Danvers High Hoopsters Roll Merry-ly Along

Peter Merry, the undefeated Danvers High boys basketball team’s towering pivotman, is the first to admit he isn’t as talented as his older brother George, who led the Falcons to their first ever state championship in 2012. In the process George became Danvers’ first all-scholastic (Boston Globe and Boston Herald) since Dana Skinner in the 1970s.

Nonetheless, Peter, at 6-10, has proven to be an invaluable — and irreplaceable — member of arguably the best starting five on the North Shore. In playing a major role in the Falcons’ 10-0 start, Merry has more than lived up to expectations as the next Merry big man.

Peter’s ┬áprimary strengths are his shot blocking, rebounding and overall guardianship of Danvers’ inside-the-lane defense, his mere presence an intimidating issue with which rival teams must deal.

But when the opportunity presents itself as the third, fourth or sometimes fifth option in the Falcons’ offensive schemes, Merry can be unstoppable; witness his 36-point performance in a 67-56 home court victory over Lynn Classical in which Peter made his first 10 shots on a variety of inside power moves and finished 14-for-17 from the floor. Peter also added 12 rebounds and six blocks for his evening’s work, clearly his career game to date as a Falcon.

“That was Peter Merry at his finest,” DHS coach John Walsh said after the Classical game. “We’d like to see him score 36 every night, but that’s not realistic. Some nights he doesn’t figure into our scoring much at all, but the other things he does for us are vital, some obvious and some not so obvious. His rebounding and shot-blocking speak for themselves, but the way he moves around inside to protect the basket and make opposing players alter their shots plays a big role in our success on a nightly basis.”

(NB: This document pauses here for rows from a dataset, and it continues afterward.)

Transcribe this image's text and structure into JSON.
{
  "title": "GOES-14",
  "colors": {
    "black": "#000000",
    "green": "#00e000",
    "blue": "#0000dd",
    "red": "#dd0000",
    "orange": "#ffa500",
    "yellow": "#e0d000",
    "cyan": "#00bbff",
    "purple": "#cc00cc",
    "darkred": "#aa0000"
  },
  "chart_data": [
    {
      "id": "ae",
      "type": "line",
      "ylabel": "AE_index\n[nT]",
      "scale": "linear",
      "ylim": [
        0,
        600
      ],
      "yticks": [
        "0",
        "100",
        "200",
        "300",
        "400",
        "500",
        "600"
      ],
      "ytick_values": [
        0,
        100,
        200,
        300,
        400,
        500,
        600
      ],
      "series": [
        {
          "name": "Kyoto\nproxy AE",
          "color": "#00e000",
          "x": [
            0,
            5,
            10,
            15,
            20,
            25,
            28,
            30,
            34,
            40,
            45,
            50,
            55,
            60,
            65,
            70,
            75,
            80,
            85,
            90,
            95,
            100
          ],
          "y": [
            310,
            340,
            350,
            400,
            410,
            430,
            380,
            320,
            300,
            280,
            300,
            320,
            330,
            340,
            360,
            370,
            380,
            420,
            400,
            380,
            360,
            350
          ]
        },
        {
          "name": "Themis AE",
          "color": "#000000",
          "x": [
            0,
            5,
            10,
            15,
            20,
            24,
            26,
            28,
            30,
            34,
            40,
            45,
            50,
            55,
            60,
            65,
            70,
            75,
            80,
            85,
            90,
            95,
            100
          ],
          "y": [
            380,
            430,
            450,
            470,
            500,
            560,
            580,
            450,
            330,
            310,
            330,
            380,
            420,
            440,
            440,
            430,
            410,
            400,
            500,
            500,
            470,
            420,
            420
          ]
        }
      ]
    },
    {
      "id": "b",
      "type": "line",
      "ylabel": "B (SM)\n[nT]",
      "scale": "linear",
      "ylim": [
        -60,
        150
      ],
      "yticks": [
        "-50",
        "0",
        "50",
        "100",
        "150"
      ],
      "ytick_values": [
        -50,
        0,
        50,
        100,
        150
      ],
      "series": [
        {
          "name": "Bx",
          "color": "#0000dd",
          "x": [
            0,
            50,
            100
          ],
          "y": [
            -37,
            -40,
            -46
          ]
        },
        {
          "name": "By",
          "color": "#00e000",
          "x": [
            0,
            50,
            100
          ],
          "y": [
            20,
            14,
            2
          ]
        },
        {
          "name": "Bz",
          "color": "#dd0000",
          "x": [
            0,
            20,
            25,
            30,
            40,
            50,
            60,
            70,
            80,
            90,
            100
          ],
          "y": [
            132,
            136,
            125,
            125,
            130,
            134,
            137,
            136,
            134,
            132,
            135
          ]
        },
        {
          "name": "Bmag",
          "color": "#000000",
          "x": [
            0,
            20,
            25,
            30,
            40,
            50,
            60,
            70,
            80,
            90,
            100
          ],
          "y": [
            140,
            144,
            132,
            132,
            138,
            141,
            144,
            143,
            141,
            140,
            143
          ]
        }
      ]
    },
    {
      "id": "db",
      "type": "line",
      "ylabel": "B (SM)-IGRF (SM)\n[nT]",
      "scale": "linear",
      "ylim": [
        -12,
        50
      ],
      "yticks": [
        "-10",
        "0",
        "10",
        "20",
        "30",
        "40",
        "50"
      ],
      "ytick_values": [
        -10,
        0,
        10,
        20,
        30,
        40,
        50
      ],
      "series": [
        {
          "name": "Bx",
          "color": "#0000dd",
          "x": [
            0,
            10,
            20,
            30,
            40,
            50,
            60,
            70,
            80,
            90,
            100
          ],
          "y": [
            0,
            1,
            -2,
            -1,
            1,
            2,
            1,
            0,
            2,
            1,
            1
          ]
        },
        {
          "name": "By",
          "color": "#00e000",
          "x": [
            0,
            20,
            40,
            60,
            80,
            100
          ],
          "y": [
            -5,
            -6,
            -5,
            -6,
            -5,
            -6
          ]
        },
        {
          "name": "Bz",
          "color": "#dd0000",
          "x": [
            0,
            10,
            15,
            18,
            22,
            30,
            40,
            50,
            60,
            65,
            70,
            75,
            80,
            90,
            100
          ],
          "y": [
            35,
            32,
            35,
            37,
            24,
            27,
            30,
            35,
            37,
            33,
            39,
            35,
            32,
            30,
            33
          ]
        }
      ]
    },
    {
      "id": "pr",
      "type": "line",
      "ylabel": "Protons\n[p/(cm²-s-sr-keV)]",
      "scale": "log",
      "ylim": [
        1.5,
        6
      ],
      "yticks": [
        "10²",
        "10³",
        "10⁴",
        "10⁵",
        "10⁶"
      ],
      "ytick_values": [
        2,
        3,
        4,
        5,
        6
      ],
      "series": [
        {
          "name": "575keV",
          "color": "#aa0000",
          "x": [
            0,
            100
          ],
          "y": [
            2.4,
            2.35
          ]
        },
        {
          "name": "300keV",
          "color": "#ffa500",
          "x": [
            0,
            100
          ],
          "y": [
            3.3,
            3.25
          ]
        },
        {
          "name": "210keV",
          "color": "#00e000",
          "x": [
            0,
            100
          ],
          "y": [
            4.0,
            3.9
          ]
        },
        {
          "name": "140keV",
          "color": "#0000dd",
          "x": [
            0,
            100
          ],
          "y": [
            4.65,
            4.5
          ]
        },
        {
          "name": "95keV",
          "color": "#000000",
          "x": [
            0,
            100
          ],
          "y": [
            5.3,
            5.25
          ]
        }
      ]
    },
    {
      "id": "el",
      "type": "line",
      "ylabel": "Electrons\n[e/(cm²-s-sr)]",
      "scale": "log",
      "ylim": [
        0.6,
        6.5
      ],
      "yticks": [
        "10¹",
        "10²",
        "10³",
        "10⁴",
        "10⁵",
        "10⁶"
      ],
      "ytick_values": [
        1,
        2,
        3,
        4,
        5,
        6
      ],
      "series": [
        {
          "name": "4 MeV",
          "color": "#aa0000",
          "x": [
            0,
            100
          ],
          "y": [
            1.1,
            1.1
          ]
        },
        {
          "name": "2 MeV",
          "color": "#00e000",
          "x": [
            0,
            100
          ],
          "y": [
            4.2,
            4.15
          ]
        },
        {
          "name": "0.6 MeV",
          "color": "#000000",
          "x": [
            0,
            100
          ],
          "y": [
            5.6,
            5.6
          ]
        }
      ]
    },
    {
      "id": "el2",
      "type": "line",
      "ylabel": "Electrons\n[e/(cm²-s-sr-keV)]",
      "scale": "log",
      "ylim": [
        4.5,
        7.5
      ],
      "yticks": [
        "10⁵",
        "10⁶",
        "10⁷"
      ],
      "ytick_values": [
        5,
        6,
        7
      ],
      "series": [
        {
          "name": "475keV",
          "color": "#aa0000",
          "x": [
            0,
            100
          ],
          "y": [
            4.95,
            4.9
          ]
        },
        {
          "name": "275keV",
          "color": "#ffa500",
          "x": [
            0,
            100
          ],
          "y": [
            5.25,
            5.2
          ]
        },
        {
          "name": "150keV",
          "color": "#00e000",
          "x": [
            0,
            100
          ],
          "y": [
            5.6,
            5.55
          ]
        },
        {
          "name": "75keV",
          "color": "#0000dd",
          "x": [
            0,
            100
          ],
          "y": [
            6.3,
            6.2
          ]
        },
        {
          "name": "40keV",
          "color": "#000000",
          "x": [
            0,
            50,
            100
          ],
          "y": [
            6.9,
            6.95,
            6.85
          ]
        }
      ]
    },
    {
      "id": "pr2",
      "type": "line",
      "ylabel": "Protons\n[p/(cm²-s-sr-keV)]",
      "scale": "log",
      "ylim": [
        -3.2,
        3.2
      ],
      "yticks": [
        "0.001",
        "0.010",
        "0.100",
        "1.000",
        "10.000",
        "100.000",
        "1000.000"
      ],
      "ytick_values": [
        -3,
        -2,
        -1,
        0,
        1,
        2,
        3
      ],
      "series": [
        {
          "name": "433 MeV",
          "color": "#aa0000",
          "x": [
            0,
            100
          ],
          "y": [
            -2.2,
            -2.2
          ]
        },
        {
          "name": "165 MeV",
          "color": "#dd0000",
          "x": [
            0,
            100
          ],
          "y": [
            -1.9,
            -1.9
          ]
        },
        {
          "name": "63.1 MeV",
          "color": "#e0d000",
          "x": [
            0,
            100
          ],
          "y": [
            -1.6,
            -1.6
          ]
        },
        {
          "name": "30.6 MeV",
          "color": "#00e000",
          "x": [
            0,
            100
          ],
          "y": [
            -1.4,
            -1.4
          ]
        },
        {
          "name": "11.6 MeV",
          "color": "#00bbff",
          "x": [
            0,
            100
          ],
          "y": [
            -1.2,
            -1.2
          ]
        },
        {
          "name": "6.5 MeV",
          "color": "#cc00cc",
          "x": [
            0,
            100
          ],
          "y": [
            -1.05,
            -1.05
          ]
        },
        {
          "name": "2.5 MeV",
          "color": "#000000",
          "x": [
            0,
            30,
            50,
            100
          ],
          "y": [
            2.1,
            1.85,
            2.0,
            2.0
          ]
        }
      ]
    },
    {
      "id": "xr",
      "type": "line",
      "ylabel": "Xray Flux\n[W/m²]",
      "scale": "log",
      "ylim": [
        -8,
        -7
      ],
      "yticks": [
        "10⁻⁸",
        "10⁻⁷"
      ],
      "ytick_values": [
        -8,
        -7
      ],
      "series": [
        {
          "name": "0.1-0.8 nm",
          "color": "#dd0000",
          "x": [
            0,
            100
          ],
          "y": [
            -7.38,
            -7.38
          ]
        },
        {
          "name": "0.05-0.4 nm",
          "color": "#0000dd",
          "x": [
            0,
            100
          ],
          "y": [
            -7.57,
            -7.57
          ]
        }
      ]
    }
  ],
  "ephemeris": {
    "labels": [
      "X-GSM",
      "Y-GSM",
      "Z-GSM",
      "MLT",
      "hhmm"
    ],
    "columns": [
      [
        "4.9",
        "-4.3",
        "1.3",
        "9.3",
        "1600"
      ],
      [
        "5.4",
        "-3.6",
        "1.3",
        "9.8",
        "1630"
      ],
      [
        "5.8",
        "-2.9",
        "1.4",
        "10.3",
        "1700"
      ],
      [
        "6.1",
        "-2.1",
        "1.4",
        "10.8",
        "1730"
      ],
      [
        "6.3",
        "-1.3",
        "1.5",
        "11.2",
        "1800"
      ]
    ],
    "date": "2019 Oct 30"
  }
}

Such as in Games 8 and 9, wins at Beverly, 66-42, and at home the other night to Salem, 39-37, where Merry was shut out from the field but had nine rebounds and 12 blocks at Beverly and five blocks and nine rebounds against Salem and made two critical foul shots, the last two the Falcons made in the nail biter. Moreover, he forced Beverly and Salem shooters on several occasions to take unnatural shots to avoid Merry’s long arms and rejection-geared hands.

With four offensive-minded teammates on the starting five, all of whom can take the three or penetrate to the basket, Merry understands he won’t on most nights get a large chunk of field goal attempts, but he’s happy to get what scoring opportunities he can, whether they come from feed-ins or offensive rebounds.

At the same time, Walsh and big-man assistant coach Jarhon Giddings continue working with Merry to make their senior center more accessible for passes from the wings or out top.

“It’s been an exciting four years for me,” says Merry.”First watching my brother star, take the team to the Garden and win a state title in Worcester. We didn’t quite get there last year (moving up from Division 3 to Division 2, posting a 20-3 record and losing in the Div. 2 North final to New Mission), but we hope this season’s a different story. A long ways to go, but we’ve done alright to this point.

“My Classical game? That was one of those nights when I was really feeling it offensively. The guys got me the ball and I had the room to make my moves. Other games teams have done a good job clogging the middle making it tougher for Devan (Harris) and me to get the ball and go to the basket. But we’re working on that too.”

A product of the town’s youth basketball program, Merry initially played soccer as well. But once he got the basketball bug he became an all-hoops, all-the-time player.

“George inspired me to work harder and harder,” Peter says. “It’s paid off. But at the same time I appreciate that people realize I’m a different kind of player than George, trying to play my role as best I can.”

It’s a role that can change from night to night, but that’s fine with Peter. “I’m just glad we’ve got a good group of players; players who care about the team and playing as a team,” Merry pointed out. “We’re like a family really. We care about each other and we share the same goals. It’ll be fun to see how well we reach those goals.”

Goals the Falcons would most likely have little chance to attain without Peter Merry’s imposing presence in the middle of it all.